Genosse Quijote rettet ein Leben

Benjamin wird daraus nicht klug, auch ein Priester im Dom kann ihm nicht weiterhelfen, selbst eine junge Frau bringt ihm keine Rettung. Wohl ein revolutionärer Kassiber. Trotzki wird sich schon auskennen! Heimgekehrt erfährt er von Jossis Tod. Nach der Revolution wandert die Familie nach Brasilien aus. Benjamin findet dort Arbeit bei einem Schneider und sinnt immer wieder über den Text nach, den er aus Prag mitgebracht hat. Sein Autor wird nach 1945 bekannt, ja berühmt; Benjamin weiß (noch) nicht, dass er einen Schatz besitzt, für den einige viel zahlen würden – ein Autoskript Kafkas!

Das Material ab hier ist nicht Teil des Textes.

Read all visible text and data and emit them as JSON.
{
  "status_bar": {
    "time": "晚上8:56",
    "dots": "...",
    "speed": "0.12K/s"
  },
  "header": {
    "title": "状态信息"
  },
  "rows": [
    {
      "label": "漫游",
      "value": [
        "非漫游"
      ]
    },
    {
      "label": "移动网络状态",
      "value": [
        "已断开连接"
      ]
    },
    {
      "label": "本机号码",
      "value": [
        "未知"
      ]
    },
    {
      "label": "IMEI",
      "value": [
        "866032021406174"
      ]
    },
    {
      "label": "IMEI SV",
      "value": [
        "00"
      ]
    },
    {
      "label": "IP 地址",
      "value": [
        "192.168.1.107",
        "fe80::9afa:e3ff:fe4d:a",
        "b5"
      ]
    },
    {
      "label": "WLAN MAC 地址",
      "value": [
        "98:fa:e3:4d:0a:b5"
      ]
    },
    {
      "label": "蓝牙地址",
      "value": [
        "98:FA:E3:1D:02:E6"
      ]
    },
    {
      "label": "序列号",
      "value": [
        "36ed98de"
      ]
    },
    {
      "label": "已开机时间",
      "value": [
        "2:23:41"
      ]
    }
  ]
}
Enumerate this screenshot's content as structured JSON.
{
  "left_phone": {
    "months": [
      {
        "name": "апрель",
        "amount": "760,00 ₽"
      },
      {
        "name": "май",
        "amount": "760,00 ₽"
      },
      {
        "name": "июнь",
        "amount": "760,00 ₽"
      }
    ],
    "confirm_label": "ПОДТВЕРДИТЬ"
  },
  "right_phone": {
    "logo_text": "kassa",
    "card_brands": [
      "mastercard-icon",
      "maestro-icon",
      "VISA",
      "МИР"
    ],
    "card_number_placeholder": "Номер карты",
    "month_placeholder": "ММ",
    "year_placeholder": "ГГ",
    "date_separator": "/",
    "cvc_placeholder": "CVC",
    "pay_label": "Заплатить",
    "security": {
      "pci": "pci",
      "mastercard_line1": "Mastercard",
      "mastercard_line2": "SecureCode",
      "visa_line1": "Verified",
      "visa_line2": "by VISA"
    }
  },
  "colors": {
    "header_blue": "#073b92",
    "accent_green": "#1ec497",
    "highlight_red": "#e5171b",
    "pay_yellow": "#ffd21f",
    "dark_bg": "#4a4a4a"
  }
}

In Jaime, einem jungen Hitzkopf, der bei jedem Protest gegen die Militärdiktatur dabei ist, findet sich der alternde Benjamin wieder, diesem Großneffen gilt all seine Liebe. Um ihm das Studium zu ermöglichen, schenkt er ihm den Text mit Kafkas Unterschrift. Doch gerade damit wird Jaime verhaftet, seine Verhörbullen vermuten eine verschlüsselte Botschaft, deren Inhalt sie aus dem Jungen herausprügeln wollen. Doch Benjamin hat eine Idee, wie er den Lieblingsneffen aus den Klauen der Folterer befreien kann.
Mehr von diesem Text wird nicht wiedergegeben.